Он помолчал и прибавил:
— Я ведь тогда бить вас хотел. Даже палку приобрел! Специальную!
— Вот эту? — я показал глазами на его палку с ручкой в виде змеиной головы.
— Не эту, но вроде этой. Тоже бамбуковую. Для такого дела обычная трость не годится, можно сильно изувечить, а бамбуковая… в самый раз!
— Почему же вы меня не побили?
— Жена была против: «Нельзя рабкоров бить, тебя за это по головке не погладят!» Я говорю: «Он не рабкор!» А она на своем стоит: «Пускай не рабкор, а все равно печать». Такие баталии семейные у нас происходили из-за вашей персоны — не приведи господь!..
— Ваша супруга жива и здорова?
— Давление у нее, но ничего… держится!
— Передайте ей от меня привет! — сказал я с самым искренним чувством.
Он кивнул головой:
— Передам!.. Никак я не мог тогда перебороть свою обиду на вас. Был у меня в отделе один инспектор, он мне советовал заявление на вас написать куда нужно: «Вы, говорит, Владимир Павлович, напишите, что он бывший белый юнкер, а его отец — камер-юнкер». Я говорю: «А если это не так?» — «Пускай разберутся, а свидетелей всегда можно найти». И подмигивает мне одним глазом, сукин кот! Я его прогнал. И опять принялся мечтать насчет битья. Мне даже сны стали сниться, как я вас бью… Прихожу в редакцию, вы сидите за столом, я говорю: «Здравствуйте, я — Лученко», поднимаю палку…
Он поднял свою палицу, и я невольно сделал шаг в сторону.
— …и хрясть по кумполу!..
— Почему же вы меня все-таки тогда не хрястнули? — спросил я.
— Чистая случайность. Однажды уже собрался, пошел в редакцию…
— С палкой?
— С палкой. И на улице встретился с женой — она возвращалась с базара. «Куда идешь, Володя?» — «Туда, куда нужно, Соня!» — «Володя, ради бога, не надо, не жалеешь меня, пожалей хоть своего ребенка!»
— Извините, — перебил я его, — а почему ваша жена решила, что вы идете именно в редакцию бить меня?
— Потому, что я был с палкой. Обычно-то я без палки ходил. Я говорил ей: «Не удерживай меня, Соня, не могу, душа горит». — «Ты совсем с ума сошел. Через месяц после фельетона… да еще трезвый… ни одного же смягчающего обстоятельства! Не пущу! Буду кричать!» Прохожие на нас оглядываются… неудобно. Тем более что меня в городе многие знали…
Он помолчал. И потом сказал, вздохнув:
— Так и не состоялось!
— Я вам очень сочувствую! — сказал я.
Воробьи, вернувшиеся тем временем на мостовую продолжать свои прения, снова стали, чирикая и надуваясь, наскакивать друг на друга.
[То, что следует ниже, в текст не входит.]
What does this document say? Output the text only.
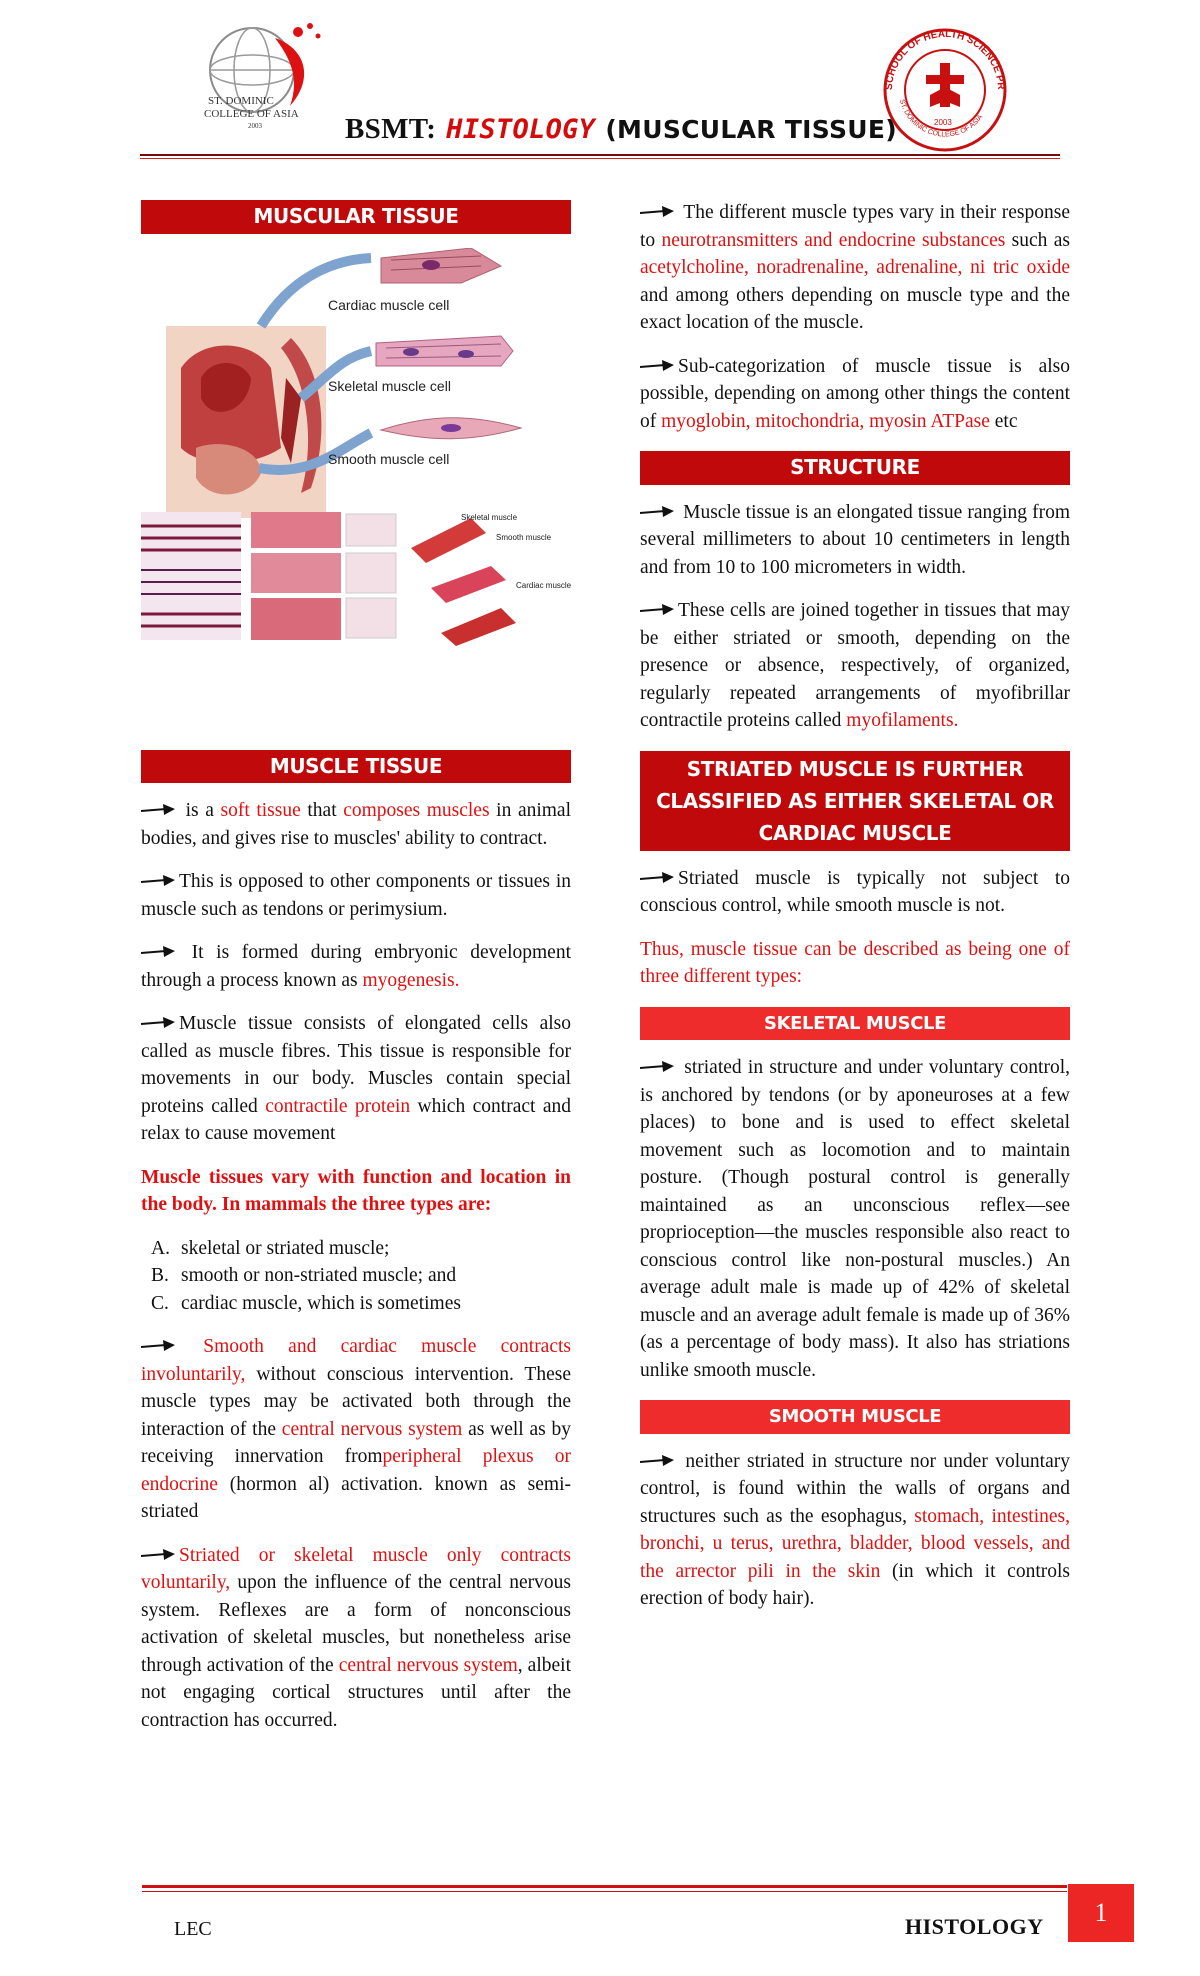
ST. DOMINIC
COLLEGE OF ASIA
2003
SCHOOL OF HEALTH SCIENCE PR
ST. DOMINIC COLLEGE OF ASIA
2003
BSMT: HISTOLOGY (MUSCULAR TISSUE)
MUSCULAR TISSUE
Cardiac muscle cell
Skeletal muscle cell
Smooth muscle cell
Skeletal muscle
Smooth muscle
Cardiac muscle
MUSCLE TISSUE

is a soft tissue that composes muscles in animal bodies, and gives rise to muscles' ability to contract.

This is opposed to other components or tissues in muscle such as tendons or perimysium.

It is formed during embryonic development through a process known as myogenesis.

Muscle tissue consists of elongated cells also called as muscle fibres. This tissue is responsible for movements in our body. Muscles contain special proteins called contractile protein which contract and relax to cause movement

Muscle tissues vary with function and location in the body. In mammals the three types are:

A. skeletal or striated muscle;
B. smooth or non-striated muscle; and
C. cardiac muscle, which is sometimes

Smooth and cardiac muscle contracts involuntarily, without conscious intervention. These muscle types may be activated both through the interaction of the central nervous system as well as by receiving innervation fromperipheral plexus or endocrine (hormon al) activation. known as semi-striated

Striated or skeletal muscle only contracts voluntarily, upon the influence of the central nervous system. Reflexes are a form of nonconscious activation of skeletal muscles, but nonetheless arise through activation of the central nervous system, albeit not engaging cortical structures until after the contraction has occurred.

The different muscle types vary in their response to neurotransmitters and endocrine substances such as acetylcholine, noradrenaline, adrenaline, ni tric oxide and among others depending on muscle type and the exact location of the muscle.

Sub-categorization of muscle tissue is also possible, depending on among other things the content of myoglobin, mitochondria, myosin ATPase etc

STRUCTURE

Muscle tissue is an elongated tissue ranging from several millimeters to about 10 centimeters in length and from 10 to 100 micrometers in width.

These cells are joined together in tissues that may be either striated or smooth, depending on the presence or absence, respectively, of organized, regularly repeated arrangements of myofibrillar contractile proteins called myofilaments.

STRIATED MUSCLE IS FURTHER CLASSIFIED AS EITHER SKELETAL OR CARDIAC MUSCLE

Striated muscle is typically not subject to conscious control, while smooth muscle is not.

Thus, muscle tissue can be described as being one of three different types:

SKELETAL MUSCLE

striated in structure and under voluntary control, is anchored by tendons (or by aponeuroses at a few places) to bone and is used to effect skeletal movement such as locomotion and to maintain posture. (Though postural control is generally maintained as an unconscious reflex—see proprioception—the muscles responsible also react to conscious control like non-postural muscles.) An average adult male is made up of 42% of skeletal muscle and an average adult female is made up of 36% (as a percentage of body mass). It also has striations unlike smooth muscle.

SMOOTH MUSCLE

neither striated in structure nor under voluntary control, is found within the walls of organs and structures such as the esophagus, stomach, intestines, bronchi, u terus, urethra, bladder, blood vessels, and the arrector pili in the skin (in which it controls erection of body hair).

LEC	HISTOLOGY	1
Он посмотрел на меня ласково, но загадочно и сказал:
— Давайте зайдем посидим, выпьем коньячку, я знаю тут недалеко одно симпатичное местечко… Вспомним старину, мы же все-таки земляки с вами!
Краешком глаза я увидел, что пальцы его, сжимавшие змеиную головку палки, при этом побелели от напряжения. А может быть, мне это показалось?!
Я поблагодарил его за приглашение и, сославшись на занятость и нездоровье, отказался.
Потом я еще раза два встречал Лученко в нашем переулке, но, заметив издали его представительную фигуру, переходил на другую сторону. Он же, приветствуя меня, поднимал свою палку.
Потом я переехал в другой район Москвы и больше не встречал его. Где он, жив ли — не знаю. Но до сих пор меня грызет досада на себя за то, что я тогда не пошел посидеть с ним в одно «симпатичное местечко», не вспомнил молодость и доброе старое время. Ведь земляк всегда земляк. Даже тот, который с палкой.